In March, an Irish cyclist set the world record for Everesting when he completed the feat in six hours and 40 minutes. Clement isn’t trying to set a record, but regardless, it’s quite a feat to undertake, even for a seasoned athlete like him, whose pedigree includes snowboarding and rock climbing. 

“Our ride will be the same thing, but it’ll be pretty different,” Clement said. “We don’t have any sort of special bikes or super focused diet or a really regimented plan or a crew that’s very well-instructed on how we’re going to tackle this. I’ve read a couple of things to just kind of make it into a party — have friends come out to support you, get people to join you on certain laps…that’s kind of the approach we’re taking.” 

Clement has already raised $5,200 for Samaritan House, with a current goal of $8,000. This is Clement’s first year riding for Team Samaritan, but his dad, Kevin, has ridden for the team for several years. When his dad offered to give him an extra kit and uniform, Clement accepted, but didn’t want to take it without doing something help the cause. He could’ve simply opted for a nice ride in the countryside, but he chose to do something a bit more challenging.  

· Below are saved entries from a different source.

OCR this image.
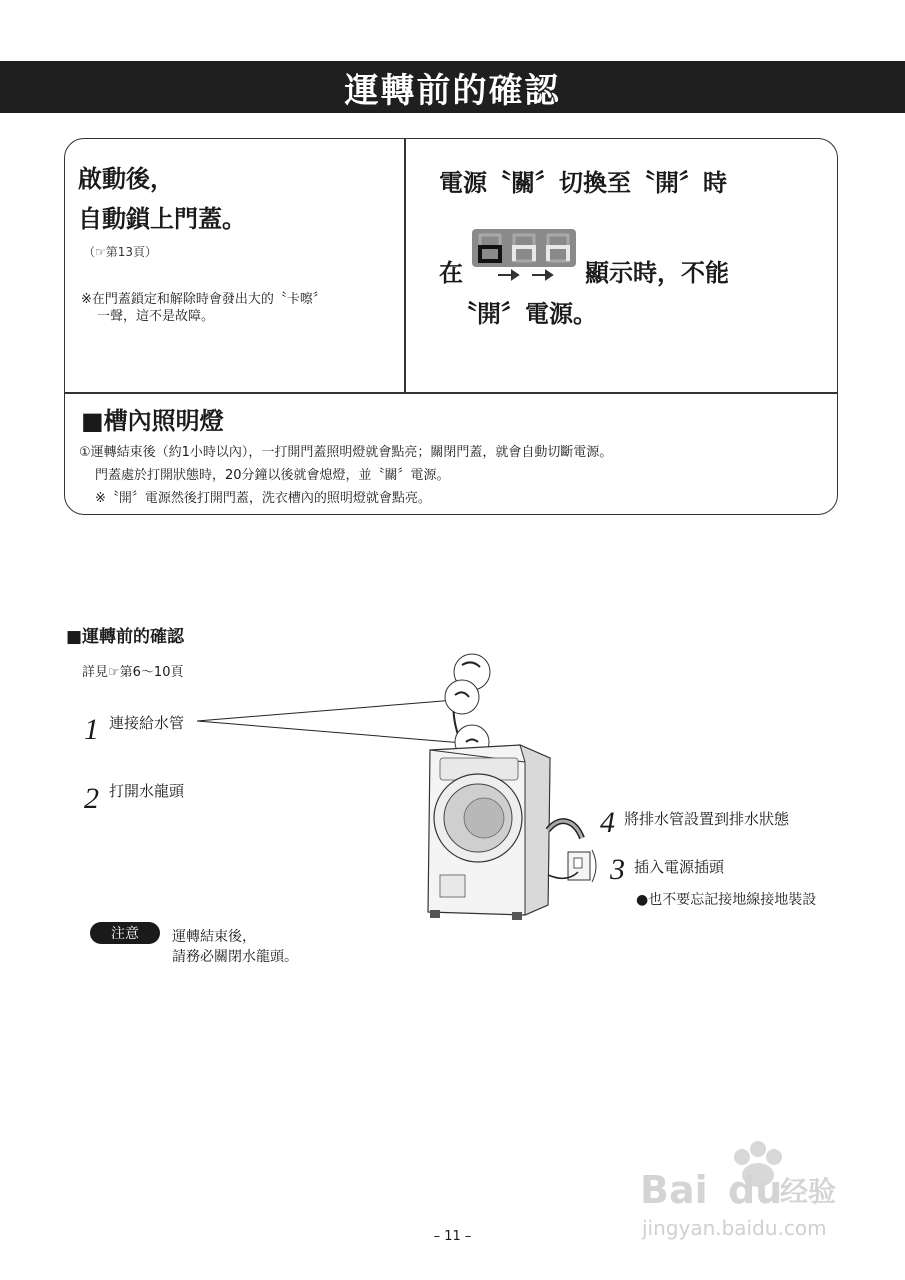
運轉前的確認
啟動後，
自動鎖上門蓋。
（☞第13頁）
※在門蓋鎖定和解除時會發出大的〝卡嚓〞
一聲，這不是故障。
電源〝關〞切換至〝開〞時
在	顯示時，不能
〝開〞電源。
■槽內照明燈
①運轉結束後（約1小時以內），一打開門蓋照明燈就會點亮；關閉門蓋，就會自動切斷電源。
門蓋處於打開狀態時，20分鐘以後就會熄燈，並〝關〞電源。
※〝開〞電源然後打開門蓋，洗衣槽內的照明燈就會點亮。
■運轉前的確認
詳見☞第6～10頁
1 連接給水管
2 打開水龍頭
4 將排水管設置到排水狀態
3 插入電源插頭
●也不要忘記接地線接地裝設
注意	運轉結束後，
請務必關閉水龍頭。
– 11 –
Bai du
经验
jingyan.baidu.com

Corbin Clement used to experience the challenges that homeless people face on a daily basis when commuting through downtown Denver to work on his bike. This Saturday, he will raise money for Samaritan House homeless shelter by “Everesting,” a 190-mile bike ride that is the equivalent of the elevation of Mt. Everest in terms of vertical climbing. (Photo provided)

“For some reason, the Everesting idea popped into my head,” he explained. “I think it’s one of those things that has a little bit of shock value for people who hear about it. It’s certainly something that’s gained more popularity and visibility in the last couple of years with endurance athletes. I wanted to choose something that would actually be a challenge for myself and something that I’d have to work towards.” 

Clement currently resides in Utah, but he used to live in Denver and commute by bike to work every day. During those rides to his office, which was located near Samaritan House, he would pass many homeless people and have conversations with them. This experience was also a motivating factor for his Everesting attempt for Team Samaritan. 

“It’s very different when you’re on a bike versus in a car because you’re right there,” Clement said. “If you stop at a stoplight and a homeless person is on the corner, whether or not they’re panhandling or something like that, you hear the conversations, or you’ll have a conversation with them. There are things you smell or you hear or you see that you just never would if you were in a car. So, it kind of made sense, too, with the biking aspect. It’s part of my community that I’ve lived and worked in for a very long time.” 

Clement’s Everesting attempt is one event in a series of endurance event’s he’s doing over the summer that culminates with the Leadville 100, a single-day mountain bike race across the Colorado Rockies. In that race, he will be riding to support young adults diagnosed with cancer by raising funds for First Descents.  

Both causes are near to Clement’s heart, and he said that while his Everesting attempt will be a form of “suffering,” it pales in comparison to what the homeless face day in and day out. This is ultimately why he’s riding and raising funds for Team Samaritan. 

“Any time we see a homeless person or people who have to live on the streets,” Clement said, “That is true suffering — true endurance — with no end in sight.”